Okay, don't let it pass: 

"There was a young fellow named Hyde

Who fell through an outhouse and died
His unfortunate brother
Fell through another
And now they're interred side by side."

"Tragedy is when I cut my finger. Comedy is when you fall into an open sewer and die." --Mel Brooks

"It's a recession when your neighbor loses his job; it's a depression when you lose yours." --Harry Truman. Great minds think alike?

Doctors in nursery rhymes: 

"I do not like thee, Dr. Fell

The reason why I cannot tell
But this I know and know full well
I do not like thee, Dr. Fell." 


"Doctor Foster went to Gloucester

In a shower of rain
He stepped in a puddle up to his middle
And never went there again." 

The latter item offers evidence that "rain" and "again," and "puddle" and "middle" used to be rhyming pairs. One wonders whether "puddle" was pronounced like "middle" or vice versa.

On the theory that this far down the column is the functional equivalent of after 10 p.m., here's an old joke: A man is in line to buy airline tickets. The airline representative is a generously endowed young woman, and the man says, "I'd like two pickets to Tittsburgh, please." At once he turns beet red and says, "I'm so sorry, I meant no offense, it was a slip of the tongue." The young woman assures him that she took no offense. The second man in line comforts the first, saying, "Pal, don't think twice about it -- it happens to us all from time to time. Why just this morning at breakfast, I meant to say to my wife, 'Please pass the butter,' but to my chagrin, what came out of my mouth was, 'YOU RUINED MY LIFE, YOU BITCH!'"

According to a fragment of an ancient pyramidic scroll, that joke originated with Herakleitos, only it involved two admission tickets to the Artemisium to see the special "Falling Turtles" exhibit.

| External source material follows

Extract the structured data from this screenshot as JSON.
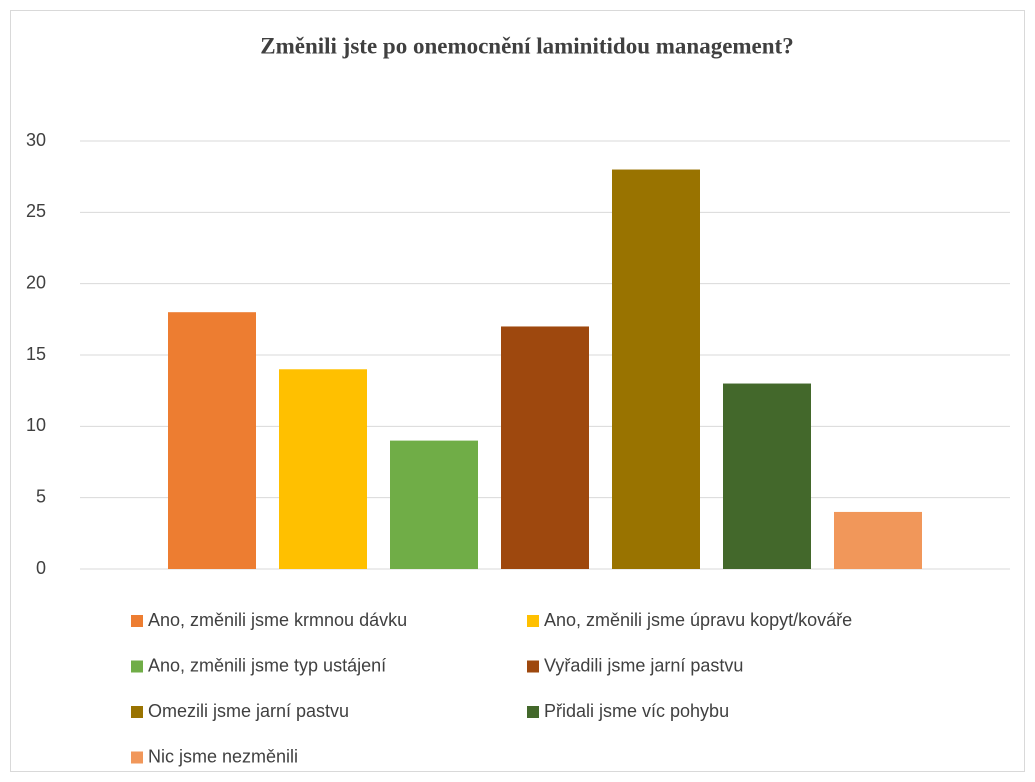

Had to BCE to be believed.

1 comment:

Elizabeth Bobrick said...

Fun fact:

"I Do Not Love Thee, Dr. Fell" was inspired by a short poem by the Roman author Martial (born c.40 AD, died c.100 AD). He is considered the master of the Latin epigram.

As Martial would never say, here ya go:

Martial I, 32:
Non amo te, Sabidi;
nec possum dicere quare.
Hoc tantum possum dicere:
non amo te.

Literal translation:

I do not love you, Sabidius,
nor can I say why.
This much I can say:
I do not love you.

And yes, Tree Fanatic, bowels are very important. Consonants, too.